In my newsfeed this morning on facebook, I saw a striking image. It was a painting of a bison and a boy by Indonesian artist Elicia Edijanto, who is currently exhibiting work in Orlando, according to Colossal.com. It was a good painting, but that’s not what was so striking about it: I realized that it appeared to be copied from my own photograph.
In October of 2010, I was driving through Yellowstone National Park, on my way home after a long road trip in Colorado and Utah, when I saw a bison walking towards the steam rolling off of the Grand Prismatic Spring. I stopped and took several photographs, including this one:
Edijanto’s painting looks pretty similar from the outset…
But after taking a moment to flip the painting over and resize them in Photoshop, the similarity seemed too strong for a coincidence.
(You can grab the double arrows in the circle in the center of this image and drag it left or right to reveal the separate layers)
So, now the question is this: what do I do about it, if anything? I didn’t license the image to this person. Perhaps I’ll start by emailing the artist, before contacting my lawyer again.
What do you think? Is it a copy? And if so, is it acceptable?
A few people have made comments to the effect that 1) there are lots of bison pictures out there on the internet and 2) lots of them would overlay on the painting just as well as yours.
This is an understandable comment, at first. Bison do have a very iconic shape, so it’s easy to imagine that any single bison could just as easily replace another in a photograph. However, bison are animals, and like just about anything found in nature, no two of them are alike. Some of them are tall, some are stocky. Some are male, some female. Some are fat, some are muscular, some are thin. Some are old, some are young; some have big heads, some have long beards, etc. Most bison in the USA are actually “beefalo”, ie, they have cattle stock interbred, so some look more like domestic cattle. And of course, this is all in addition to how their bodies are positioned when photographed. The combination of all of those things (and more) mean that the outline of every bison is going to be very distinctive.
And this becomes more and more obvious when you actually attempt to overlay the shapes of random bison over the painting in question. Take, for example, the image that Darleen posted in the comments below. This is what it looks like:
If we isolate just the shape of the bison, here’s what we get:
And then, if you turn that shape green (so that we can tell what’s what) and overlay it on top of the painting, you can see how similar they are. Not. I sized them so that they’re the same length from nose to tail, and the tops of the humps are very roughly lined up.
Nobody could ever suggest that the painting was copied from this bison. They’re just not that similar.
Now, perhaps you’re thinking, “Well, if that bison were photographed in the fall, when it’s fattened up for the winter… or it were standing differently… or it were older (or whatever), then it would be a close match! And an image like that is probably out there.”

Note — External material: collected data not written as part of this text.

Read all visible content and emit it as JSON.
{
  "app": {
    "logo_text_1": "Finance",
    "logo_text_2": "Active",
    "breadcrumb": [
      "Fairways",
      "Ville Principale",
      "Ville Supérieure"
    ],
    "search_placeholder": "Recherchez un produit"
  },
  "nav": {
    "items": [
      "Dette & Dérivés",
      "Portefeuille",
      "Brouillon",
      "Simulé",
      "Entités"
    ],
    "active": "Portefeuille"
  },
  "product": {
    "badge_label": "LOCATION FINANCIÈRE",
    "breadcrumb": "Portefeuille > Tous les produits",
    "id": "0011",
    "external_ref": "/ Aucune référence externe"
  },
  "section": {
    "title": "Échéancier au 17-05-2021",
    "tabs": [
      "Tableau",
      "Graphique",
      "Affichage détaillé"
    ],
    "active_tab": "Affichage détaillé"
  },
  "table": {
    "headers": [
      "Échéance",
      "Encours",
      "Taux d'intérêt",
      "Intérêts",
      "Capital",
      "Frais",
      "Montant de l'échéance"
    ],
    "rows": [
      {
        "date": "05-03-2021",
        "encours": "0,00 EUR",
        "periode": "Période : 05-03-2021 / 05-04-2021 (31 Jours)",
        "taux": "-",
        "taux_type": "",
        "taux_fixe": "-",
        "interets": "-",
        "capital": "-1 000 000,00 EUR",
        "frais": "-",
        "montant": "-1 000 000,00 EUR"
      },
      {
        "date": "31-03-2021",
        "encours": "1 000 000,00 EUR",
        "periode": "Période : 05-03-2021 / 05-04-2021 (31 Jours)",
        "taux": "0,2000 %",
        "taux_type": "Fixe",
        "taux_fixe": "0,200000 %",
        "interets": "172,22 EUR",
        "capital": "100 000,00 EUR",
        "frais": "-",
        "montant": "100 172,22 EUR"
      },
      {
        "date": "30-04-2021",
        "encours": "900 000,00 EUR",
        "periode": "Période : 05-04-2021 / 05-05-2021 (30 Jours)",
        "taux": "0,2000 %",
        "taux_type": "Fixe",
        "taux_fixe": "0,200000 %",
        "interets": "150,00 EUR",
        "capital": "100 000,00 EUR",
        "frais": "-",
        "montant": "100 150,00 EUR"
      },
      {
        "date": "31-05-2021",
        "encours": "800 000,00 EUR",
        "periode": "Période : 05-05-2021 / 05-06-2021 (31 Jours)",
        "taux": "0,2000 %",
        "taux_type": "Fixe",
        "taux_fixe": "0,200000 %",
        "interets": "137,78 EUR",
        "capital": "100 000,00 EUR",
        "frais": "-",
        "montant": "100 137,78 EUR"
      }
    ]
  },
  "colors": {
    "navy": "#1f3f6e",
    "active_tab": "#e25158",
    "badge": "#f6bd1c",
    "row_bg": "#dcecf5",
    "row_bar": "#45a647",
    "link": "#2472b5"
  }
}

Well, then I challenge you to find it. I have. It’s my photograph.
I also spent time some looking around the internet for bison pictures to see if I could find anything that was even close to matching my photo. This was the first one that I tried from my initial search:
Then I put the outline over the painting, and…
First I tried to match up the body length, as you can see above. Then I tried to match up the head size, and you’ll find the results below:
And these two images were not just flukes. I tried to find other images in which the bison was more like the one in my photograph, and the results were like the ones above. Yes, you can tell that all of them are bison, but none of them are the same bison, from the same picture.
Now, scroll back up and look once more at the comparison between my bison and the one in the painting.
When I originally contacted the painter, on the day that I discovered this, she emailed me back. She was miffed that I’d even suggested that she’s used my image without permission. If I were wrong, though, she could VERY easily have sent me a copy of the image that she had used as a reference. As unlikely as it is that she used the one image out there that also matches up perfectly with my photo and her painting, if she had produced her reference photo, I’d have apologized and moved on. Instead, she said:
I gather several bison photos from free-licensed web, turn them into silhouettes so that I can draw easier, and every bison look like a bison!
Indeed? Every bison? And these are the images she attached:
Now, even if I’m right, it that doesn’t mean that going to court would be a cakewalk. It would be expensive, and since the artist doesn’t even seem to be American, even if I won in court, the US courts may not be able to enforce a decision. For now, it’s enough for me that I know I’m right, and she knows I’m right… and she has to live with knowing that I know, and anyone else could find out at any time, for the rest of her career.